Ks. Jurczuk: Na Jasną Górę idą z nami osoby uzależnione, więźniowie, a także ludzie bezdomni
– W tym roku po raz 26. z Warszawy z Kościoła św. Józefa na Kole wyrusza Piesza Pielgrzymka Niepełnosprawnych. Idziemy całą trasę drogą asfaltową. Uczestniczy w niej około 150-200 osób niepełnosprawnych. Pozostali to wolontariusze, opiekunowie. Idzie nas około 700 albo 1000 osób. Zależy którego roku, ile osób się zgłosi - mówił ksiądz Stanisław Jurczuk.
Gościem programu "Polska na Dzień Dobry" był ksiądz Stanisław Jurczuk. Rozmowa dotyczyła Pieszej Pielgrzymki Niepełnosprawnych na Jasną Górę.
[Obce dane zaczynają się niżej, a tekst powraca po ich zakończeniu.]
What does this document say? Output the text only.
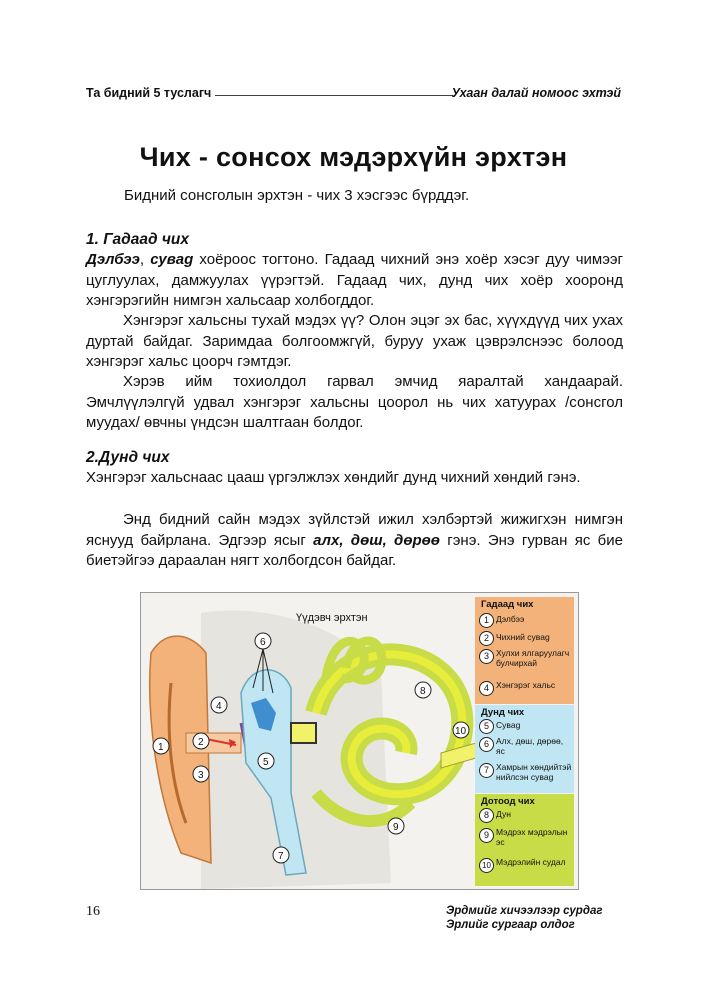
Та бидний 5 туслагч	Ухаан далай номоос эхтэй
Чих - сонсох мэдэрхүйн эрхтэн
Бидний сонсголын эрхтэн - чих 3 хэсгээс бүрддэг.
1. Гадаад чих
Дэлбээ, сувag хоёроос тогтоно. Гадаад чихний энэ хоёр хэсэг дуу чимээг цуглуулах, дамжуулах үүрэгтэй. Гадаад чих, дунд чих хоёр хооронд хэнгэрэгийн нимгэн хальсаар холбогддог.
Хэнгэрэг хальсны тухай мэдэх үү? Олон эцэг эх бас, хүүхдүүд чих ухах дуртай байдаг. Заримдаа болгоомжгүй, буруу ухаж цэврэлснээс болоод хэнгэрэг хальс цоорч гэмтдэг.
Хэрэв ийм тохиолдол гарвал эмчид яаралтай хандаарай. Эмчлүүлэлгүй удвал хэнгэрэг хальсны цоорол нь чих хатуурах /сонсгол муудах/ өвчны үндсэн шалтгаан болдог.
2.Дунд чих
Хэнгэрэг хальснаас цааш үргэлжлэх хөндийг дунд чихний хөндий гэнэ.
Энд бидний сайн мэдэх зүйлстэй ижил хэлбэртэй жижигхэн нимгэн яснууд байрлана. Эдгээр ясыг алх, дөш, дөрөө гэнэ. Энэ гурван яс бие биетэйгээ дараалан нягт холбогдсон байдаг.
Үүдэвч эрхтэн
1	2
3
4
5
6
7
8
9
10
Гадаад чих
1 Дэлбээ
2 Чихний сувag
3 Хулхи ялгаруулагч булчирхай
4 Хэнгэрэг хальс
Дунд чих
5 Сувag
6 Алх, дөш, дөрөө, яс
7 Хамрын хөндийтэй нийлсэн сувag
Дотоод чих
8 Дун
9 Мэдрэх мэдрэлын эс
10 Мэдрэлийн судал
16	Эрдмийг хичээлээр сурдаг
Эрлийг сургаар олдог
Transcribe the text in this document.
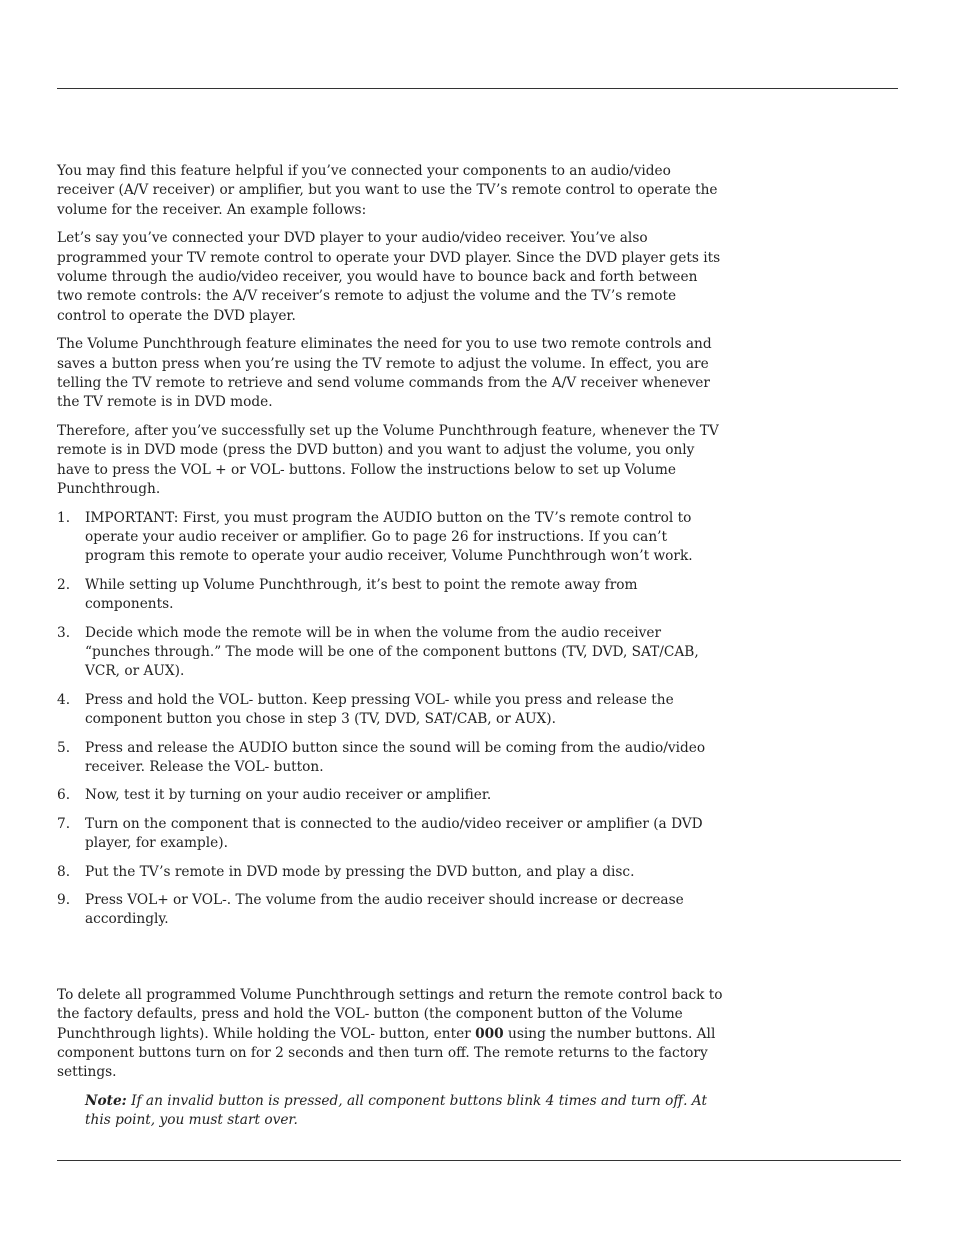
You may find this feature helpful if you’ve connected your components to an audio/video receiver (A/V receiver) or amplifier, but you want to use the TV’s remote control to operate the volume for the receiver. An example follows:

Let’s say you’ve connected your DVD player to your audio/video receiver. You’ve also programmed your TV remote control to operate your DVD player. Since the DVD player gets its volume through the audio/video receiver, you would have to bounce back and forth between two remote controls: the A/V receiver’s remote to adjust the volume and the TV’s remote control to operate the DVD player.

The Volume Punchthrough feature eliminates the need for you to use two remote controls and saves a button press when you’re using the TV remote to adjust the volume. In effect, you are telling the TV remote to retrieve and send volume commands from the A/V receiver whenever the TV remote is in DVD mode.

Therefore, after you’ve successfully set up the Volume Punchthrough feature, whenever the TV remote is in DVD mode (press the DVD button) and you want to adjust the volume, you only have to press the VOL + or VOL- buttons. Follow the instructions below to set up Volume Punchthrough.

1. IMPORTANT: First, you must program the AUDIO button on the TV’s remote control to operate your audio receiver or amplifier. Go to page 26 for instructions. If you can’t program this remote to operate your audio receiver, Volume Punchthrough won’t work.
2. While setting up Volume Punchthrough, it’s best to point the remote away from components.
3. Decide which mode the remote will be in when the volume from the audio receiver “punches through.” The mode will be one of the component buttons (TV, DVD, SAT/CAB, VCR, or AUX).
4. Press and hold the VOL- button. Keep pressing VOL- while you press and release the component button you chose in step 3 (TV, DVD, SAT/CAB, or AUX).
5. Press and release the AUDIO button since the sound will be coming from the audio/video receiver. Release the VOL- button.
6. Now, test it by turning on your audio receiver or amplifier.
7. Turn on the component that is connected to the audio/video receiver or amplifier (a DVD player, for example).
8. Put the TV’s remote in DVD mode by pressing the DVD button, and play a disc.
9. Press VOL+ or VOL-. The volume from the audio receiver should increase or decrease accordingly.

To delete all programmed Volume Punchthrough settings and return the remote control back to the factory defaults, press and hold the VOL- button (the component button of the Volume Punchthrough lights). While holding the VOL- button, enter 000 using the number buttons. All component buttons turn on for 2 seconds and then turn off. The remote returns to the factory settings.

Note: If an invalid button is pressed, all component buttons blink 4 times and turn off. At this point, you must start over.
– Jest to pielgrzymka o tyle ciekawa, że chodzą z nami różne środowiska. Chodzą z nami osoby uzależnione, więźniowie, a także ludzie bezdomni, związani z duszpasterstwem ojców kapucynów i kamilianów. Dla nas jest to bardzo duża pomoc, a ci bezdomni przeżywają swoiste rekolekcje - powiedział ksiądz Stanisław Jurczuk.
– Pamiętam, gdy jeden bezdomny pod koniec pielgrzymki powiedział ze łzami w oczach "Ja na ulicę już nigdy nie wyjdę". Ta praca wokół osób niepełnosprawnych dodała mu godności, postanowił zmienić swoje życie i zrozumiał, że ta bezdomność to nie jest droga, którą chce iść. Była to dla niego niesamowita mobilizacja - mówił ksiądz.
– Pielgrzymka osób niepełnosprawnych idzie pod hasłem "Jesteśmy". Oznacza to, że my niepełnosprawni jesteśmy przed Panem Bogiem. Jesteśmy przed ludźmi, których spotykamy na trasie pielgrzymkowej. Jesteśmy we wspólnocie Kościoła. Pokazujemy, że pełnosprawni także mogą korzystać z prawa pielgrzymowania. Mamy swoje miejsce, mamy swoje prawa, jesteśmy w tej Wspólnocie- zaznaczył gość programu.